Trentatré anni dividono i primi versi dagli ultimi, scritti nel 1995. Negli anni Sessanta e Settanta le poesie o i poemetti natalizi sono variazioni via via fantastiche, rabbiosamente amare, malinconiche, scherzose, ispirate dalla festività, ma quasi svincolate dalla ricorrenza concreta. Come 24 dicembre 1971: «Siamo tutti, a Natale, un po’ re Magi. / Negli empori, fanghiglia e affollamento. / Gente carica di mucchi di pacchetti / mette un bancone sotto accerchiamento / per un po’ di croccante al gusto di caffè: / così ciascuno è cammello e insieme re».

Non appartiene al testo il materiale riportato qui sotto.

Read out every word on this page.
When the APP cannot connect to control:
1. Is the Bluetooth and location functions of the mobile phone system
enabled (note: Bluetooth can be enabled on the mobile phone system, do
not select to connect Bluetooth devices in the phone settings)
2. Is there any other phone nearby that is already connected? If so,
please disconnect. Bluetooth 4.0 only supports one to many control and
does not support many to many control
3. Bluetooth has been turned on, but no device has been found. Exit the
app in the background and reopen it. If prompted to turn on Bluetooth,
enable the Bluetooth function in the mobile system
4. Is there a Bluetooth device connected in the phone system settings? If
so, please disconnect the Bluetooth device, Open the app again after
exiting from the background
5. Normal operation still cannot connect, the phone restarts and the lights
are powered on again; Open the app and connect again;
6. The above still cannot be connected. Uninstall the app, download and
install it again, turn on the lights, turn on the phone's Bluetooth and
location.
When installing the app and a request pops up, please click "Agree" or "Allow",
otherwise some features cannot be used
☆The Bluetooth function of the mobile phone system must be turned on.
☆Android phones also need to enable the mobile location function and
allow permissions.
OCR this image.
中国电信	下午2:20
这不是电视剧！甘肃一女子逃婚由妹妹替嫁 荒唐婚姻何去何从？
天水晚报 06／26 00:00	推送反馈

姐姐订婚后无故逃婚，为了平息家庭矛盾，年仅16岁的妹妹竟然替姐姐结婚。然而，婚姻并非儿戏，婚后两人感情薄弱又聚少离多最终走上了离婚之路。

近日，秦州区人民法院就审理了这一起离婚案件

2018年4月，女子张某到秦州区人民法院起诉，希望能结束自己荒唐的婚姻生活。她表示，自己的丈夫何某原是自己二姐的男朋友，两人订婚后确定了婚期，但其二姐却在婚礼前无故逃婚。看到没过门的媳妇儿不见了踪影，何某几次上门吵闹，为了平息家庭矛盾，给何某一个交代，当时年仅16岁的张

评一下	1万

Negli anni Ottanta la svolta, che è insieme tematica e stilistica: proprio l’evento della Natività, un miracolo che puntuale si ripete e illumina il nostro destino, si fa specchio di una riflessione sul tempo, la solitudine e l’amore che ha la levità ironica di una sonata mozartiana: «Il mondo attorno non contava, / né la tormenta che monotona ululava, / o che nella bucolica magione stessero / allo stretto e per loro non ci fosse altro tetto. // Intanto erano insieme. / E in tre per giunta, la cosa principale, / da ora avrebbero spartito in modo eguale / i doni almeno, nonché cibo e imprese».